Не имеющим выхода к морю
только снится его бирюза.
Пусть Эвтерпа подводит сурьмою
молодые сайгачьи глаза —
есть пространства за мёртвым Аралом —
потерпи, несмышлёный, не пей, —
где прописано чёрным и алым
население нищих степей, —
и кочевник любуется вволю
на своих малорослых коней —
солоней атлантической соли,
флорентийского неба темней.
«До дна, до соломинки вымыт…»
До дна, до соломинки вымыт —
полынь молодая горька —
померкшие сраму не имут
сквозь лаковые облака..
Язык, вездесущий с пеленок.
Колодец. Амбарный замок.
Как жил, так и умер в зеленых
краях, где репейник и мох
в нетопленой роще спесивой
опять под русалочий свист
склоняются перед осиной,
роняющей цинковый лист.
Напившийся уксуса с жёлчью
посмотрит ли на облака
жуком, выползающим молча
из спичечного коробка?
Нет – лишь возопит безответно.
Любой обреченный привык
листать расписание ветра,
срывающегося на крик.
Ах, ангел мой, лучше бы сразу,
покуда гроза начеку…
что – молния честному глазу,
его золотому зрачку?
«Всякий алтарный шёпот обернётся щепоткой праха…»

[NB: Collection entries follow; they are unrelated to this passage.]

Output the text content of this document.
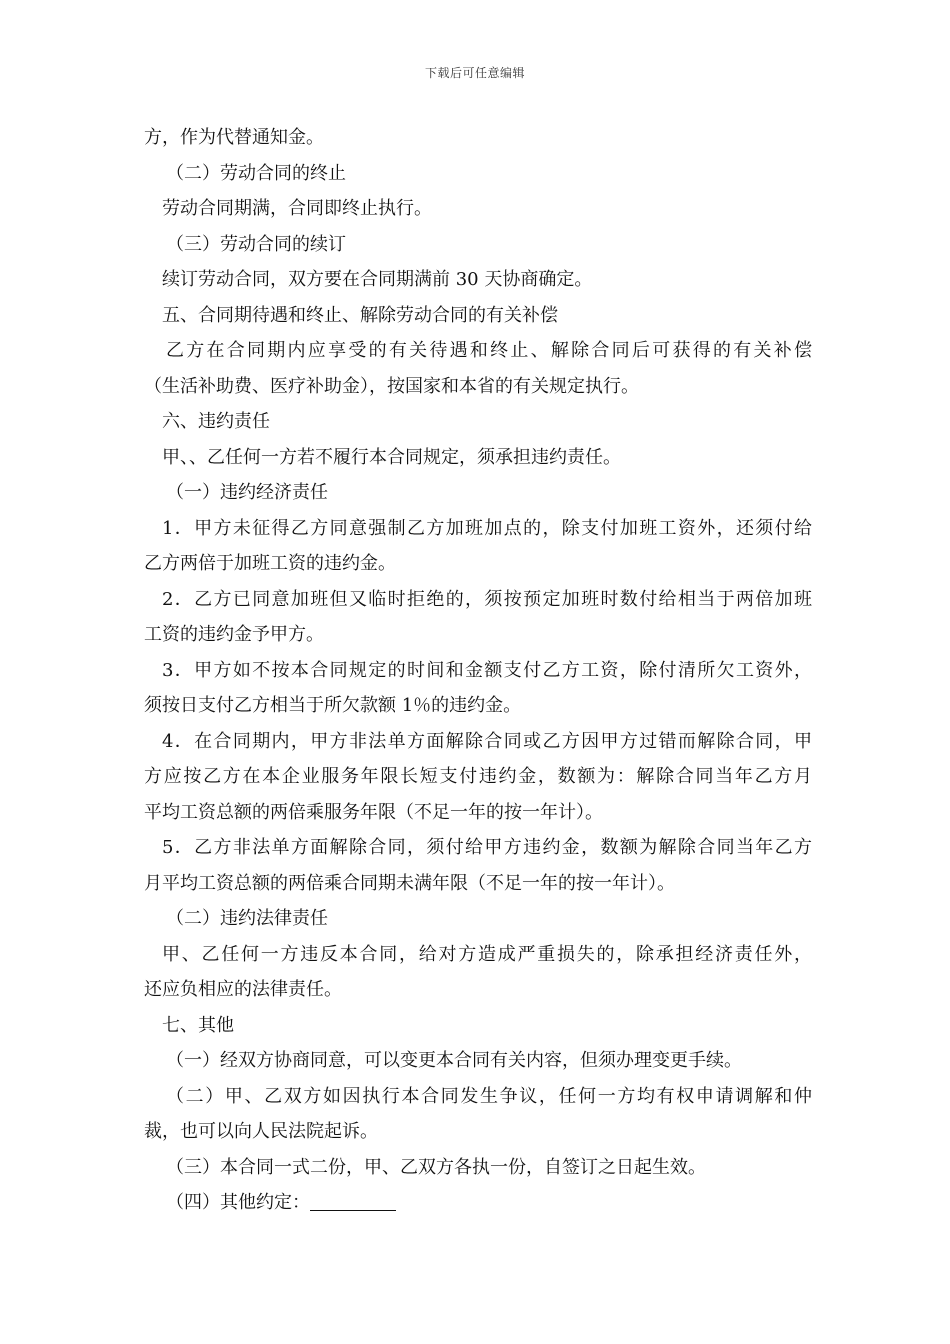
下载后可任意编辑
方，作为代替通知金。
（二）劳动合同的终止
劳动合同期满，合同即终止执行。
（三）劳动合同的续订
续订劳动合同，双方要在合同期满前 30 天协商确定。
五、合同期待遇和终止、解除劳动合同的有关补偿
乙方在合同期内应享受的有关待遇和终止、解除合同后可获得的有关补偿
（生活补助费、医疗补助金），按国家和本省的有关规定执行。
六、违约责任
甲、、乙任何一方若不履行本合同规定，须承担违约责任。
（一）违约经济责任
1．甲方未征得乙方同意强制乙方加班加点的，除支付加班工资外，还须付给
乙方两倍于加班工资的违约金。
2．乙方已同意加班但又临时拒绝的，须按预定加班时数付给相当于两倍加班
工资的违约金予甲方。
3．甲方如不按本合同规定的时间和金额支付乙方工资，除付清所欠工资外，
须按日支付乙方相当于所欠款额 1％的违约金。
4．在合同期内，甲方非法单方面解除合同或乙方因甲方过错而解除合同，甲
方应按乙方在本企业服务年限长短支付违约金，数额为：解除合同当年乙方月
平均工资总额的两倍乘服务年限（不足一年的按一年计）。
5．乙方非法单方面解除合同，须付给甲方违约金，数额为解除合同当年乙方
月平均工资总额的两倍乘合同期未满年限（不足一年的按一年计）。
（二）违约法律责任
甲、乙任何一方违反本合同，给对方造成严重损失的，除承担经济责任外，
还应负相应的法律责任。
七、其他
（一）经双方协商同意，可以变更本合同有关内容，但须办理变更手续。
（二）甲、乙双方如因执行本合同发生争议，任何一方均有权申请调解和仲
裁，也可以向人民法院起诉。
（三）本合同一式二份，甲、乙双方各执一份，自签订之日起生效。
（四）其他约定：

всякий алтарный шёпот обернётся щепоткой праха
так отсвистит перун отгремит гефест и зачахнет один
ах самозванцы лживые божества ни тебе аллаха
ни вифлеемского плотника вечер холоден и свободен
всех предыдущих имён не вспомнить на смертном ложе
кто-то был бодр а иной ревел от недостатка веры
распластавшись в горячей ванне прекрасней чем яд а всё же
цезарю богоравному страшно взрезать молодые вены
всех предыдущих не вспомнить старческой кровью
истекающий седобородый кажется звали павел
и ещё один вывешенный на древе с табличкою в изголовье
шепчущий еле хрипло отче зачем ты меня оставил
«Сколько гордости жалкой, чтобы в обветшавшее море дважды…»
Сколько гордости жалкой, чтобы
в обветшавшее море дважды
не входить. Царапает нёбо
хлеб ржаной, и не лечит жажды
алкоголь. Неуютный случай.
Скоро ливень ударит певчий.
Там, вверху, за чернильной тучей,
жизнь воздушная много легче,
чем положено одноногим
и слепым, – и в озонной дымке
неотложные реют боги —
вроде чаек, но невидимки.
Знаешь магию узнаваний
средь огней и ангелов? Разве
не к магниту тянется магний?
(К силе – свет, и молитва – к язве).
Откричусь когда, в глину лягу —
успокой меня грубой горсткой
голубой средиземноморской
(к соли – ночь, и голубка – к благу).
Ночь блаженная, ночь кривая —
ясной тьмой моё сердце дразнит.
Дождь спешит в никуда, смывая всё.
И молния с треском гаснет.
«Неслышно гаснет день убогий, неслышно гаснет долгий год…»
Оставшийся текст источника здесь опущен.